Christophe Warland wrote:

>With regards to the methodology used, simply start your JVM with "java
>-Xrunhprof:heap=sites ..." and look at the self-explanatory results in
>java.hprof.txt. I can also send you, Cedric, our detailed analysis under
>private email if you agree not to distribute it. 
  What I am also interested in is the huge tile-config.xml files 
containing the 668 definitions and there attributes ;-). This could save 
me a lot of times . Of course all the documents that you can send me 
will fit under the NDA.

>Alternatively, you can also follow me through this enlightening theorical
>discussion. (The stats gurus amongst you are welcome to step in and correct
>me; from here on, I am only trying to show off and look smart :)
>As our example showed, just for one attribute, we ended up with 668 entries
>instead of one. For all the attributes in our system, we can use the
>following model: 
>  if 'n' is the number of Component Definitions, 
>     'K' is the total number of all the attributes, and
>     'd' the average depth of inheritance, 
>  let's further call 'm' the average number of inherited attributes per
>Component Definition, with m being conceptually equivallent to (K/n)*d,
>  then we end up with instantiating (n*m)^d HashMap$Entry objects instead of
>only 'K'. 
>That is (n*m)^d instead of n*m/d. Exponential square instead of linear!
>To put that in perspective, our production app yields the following values:
>  n = 668
>  K = 7037
>  d = 1.57
>  m = 16.5
>And we get (668*16.5)^1.57 = 2,219,978 HashMap entries instead of the more
>intuitive 7,037 (= K).

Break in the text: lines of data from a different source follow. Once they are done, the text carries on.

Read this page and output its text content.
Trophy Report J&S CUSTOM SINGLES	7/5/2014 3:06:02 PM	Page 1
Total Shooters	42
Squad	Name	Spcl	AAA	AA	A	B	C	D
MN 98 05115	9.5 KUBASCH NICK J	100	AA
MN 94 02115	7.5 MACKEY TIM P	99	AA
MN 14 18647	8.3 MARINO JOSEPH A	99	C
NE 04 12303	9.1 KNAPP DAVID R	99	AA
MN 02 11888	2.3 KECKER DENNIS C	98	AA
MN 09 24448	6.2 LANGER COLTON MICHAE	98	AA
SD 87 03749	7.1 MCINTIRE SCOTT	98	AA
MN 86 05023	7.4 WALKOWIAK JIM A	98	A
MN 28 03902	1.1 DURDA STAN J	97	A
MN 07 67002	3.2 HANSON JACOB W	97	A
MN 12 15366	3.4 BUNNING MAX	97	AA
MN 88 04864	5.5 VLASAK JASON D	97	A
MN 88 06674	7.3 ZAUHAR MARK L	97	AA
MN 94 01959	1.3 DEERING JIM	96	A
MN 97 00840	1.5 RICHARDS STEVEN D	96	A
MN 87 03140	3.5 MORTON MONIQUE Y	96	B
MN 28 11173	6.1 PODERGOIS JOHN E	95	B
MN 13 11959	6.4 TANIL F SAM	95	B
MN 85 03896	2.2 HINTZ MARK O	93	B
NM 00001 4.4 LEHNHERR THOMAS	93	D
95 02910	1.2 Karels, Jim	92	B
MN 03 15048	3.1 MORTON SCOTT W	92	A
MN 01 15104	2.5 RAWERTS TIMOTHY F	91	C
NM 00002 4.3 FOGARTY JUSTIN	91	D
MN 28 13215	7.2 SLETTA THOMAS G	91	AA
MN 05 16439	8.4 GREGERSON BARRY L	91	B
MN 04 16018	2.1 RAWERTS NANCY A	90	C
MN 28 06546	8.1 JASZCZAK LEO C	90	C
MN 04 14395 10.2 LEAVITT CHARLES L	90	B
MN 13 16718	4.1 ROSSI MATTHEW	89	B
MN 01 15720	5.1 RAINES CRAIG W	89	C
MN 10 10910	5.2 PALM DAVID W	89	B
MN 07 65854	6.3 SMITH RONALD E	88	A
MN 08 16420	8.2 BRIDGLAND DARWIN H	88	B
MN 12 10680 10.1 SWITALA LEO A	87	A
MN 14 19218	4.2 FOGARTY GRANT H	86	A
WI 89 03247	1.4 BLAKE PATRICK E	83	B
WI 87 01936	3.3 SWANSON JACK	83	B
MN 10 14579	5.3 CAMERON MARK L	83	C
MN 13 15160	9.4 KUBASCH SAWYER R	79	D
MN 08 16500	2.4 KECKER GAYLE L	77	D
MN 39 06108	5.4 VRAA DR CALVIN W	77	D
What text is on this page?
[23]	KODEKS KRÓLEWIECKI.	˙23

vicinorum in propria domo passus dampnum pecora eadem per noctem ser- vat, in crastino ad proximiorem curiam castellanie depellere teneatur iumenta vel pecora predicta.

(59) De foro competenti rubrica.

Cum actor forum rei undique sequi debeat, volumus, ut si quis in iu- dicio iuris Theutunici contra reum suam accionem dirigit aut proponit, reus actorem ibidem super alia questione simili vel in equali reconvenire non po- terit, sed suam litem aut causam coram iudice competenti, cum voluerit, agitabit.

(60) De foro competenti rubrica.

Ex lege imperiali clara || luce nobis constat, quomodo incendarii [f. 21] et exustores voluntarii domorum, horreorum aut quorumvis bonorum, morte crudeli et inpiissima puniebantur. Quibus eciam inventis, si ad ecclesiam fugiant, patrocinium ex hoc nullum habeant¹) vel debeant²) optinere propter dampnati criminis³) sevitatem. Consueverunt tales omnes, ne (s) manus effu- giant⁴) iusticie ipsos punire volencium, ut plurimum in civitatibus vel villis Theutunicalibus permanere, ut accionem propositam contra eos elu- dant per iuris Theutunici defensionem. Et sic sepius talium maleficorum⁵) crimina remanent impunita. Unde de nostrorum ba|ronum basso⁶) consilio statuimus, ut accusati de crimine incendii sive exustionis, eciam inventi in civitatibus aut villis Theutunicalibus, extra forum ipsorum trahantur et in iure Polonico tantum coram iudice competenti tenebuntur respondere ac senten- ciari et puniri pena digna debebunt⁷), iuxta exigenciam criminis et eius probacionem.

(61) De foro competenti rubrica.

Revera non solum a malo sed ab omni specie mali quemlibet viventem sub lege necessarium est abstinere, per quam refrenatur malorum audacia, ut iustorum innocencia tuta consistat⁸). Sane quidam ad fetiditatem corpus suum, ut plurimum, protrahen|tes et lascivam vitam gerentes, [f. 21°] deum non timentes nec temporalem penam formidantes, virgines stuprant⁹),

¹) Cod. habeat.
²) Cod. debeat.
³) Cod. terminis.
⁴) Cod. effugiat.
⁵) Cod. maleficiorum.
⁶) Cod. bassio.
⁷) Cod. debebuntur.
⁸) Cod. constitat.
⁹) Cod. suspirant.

Since, one HashMap entry takes 24 bytes in memory,
>this represents my loss of 50 MB (see previous email).
>*Had* we developped an application with the same amount of Component
>Definitions and attributes but with a higher average depth of inheritance,
>for example d=2 instead of d=1.57, this model shows that we would have
>needed 4.5 GB of RAM just to load Tiles. 
>This number looks ridiculously high, so my mathematical model is probably
>wrong. However, keep in mind that our app does need an extra 50 MB of RAM
>just to load 7037 attributes, which is ridiculously high too. So this
>exponential equation might not be too far from the truth.
  Ok, you convince me that in case of very large application like yours, 
the actual inheritance implementation can be improved in order to reduce 
the amount of memory used.

>The bottom line is, Tiles does not scale for us. YMMV. We found a fix that
>works for us and we wanted you to be aware of it. Feel free to use it or
>drop it. And again, keep in mind that our analysis is based on Tiles
>2001-09-10, so this misbehavior might not be present in the latest Struts
>1.1 RC#.
  The inheritance mechanism hasn't change in this way, so your analyze 
still actual.

>Back to your email, Cedric, it is also very much possible that we misuse
>Tiles. You say that we could "avoid the map creation in the contexts when no
>locale attributes are set." Could you elaborate a little? Thanks.
  I say that we can easily modify the actual implementation to avoid 
systematic creation of a hashmap in each new context. We can create the 
hashmap only if needed (i.e. when an attribute is added to the context 
by the way of <insert ...><put ../></insert>). Otherwise, we store the 
definition hashmap reference, and use it to retrieve existing attributes 
(but not to store new ones).
  This will not solve the problem of the inheritance mechanism. Here we 
need to implement a mechanism like the one you propose: Don't 
systematically copy parent attribute entries in the child definitions, 
but use the parent attribute maps instead.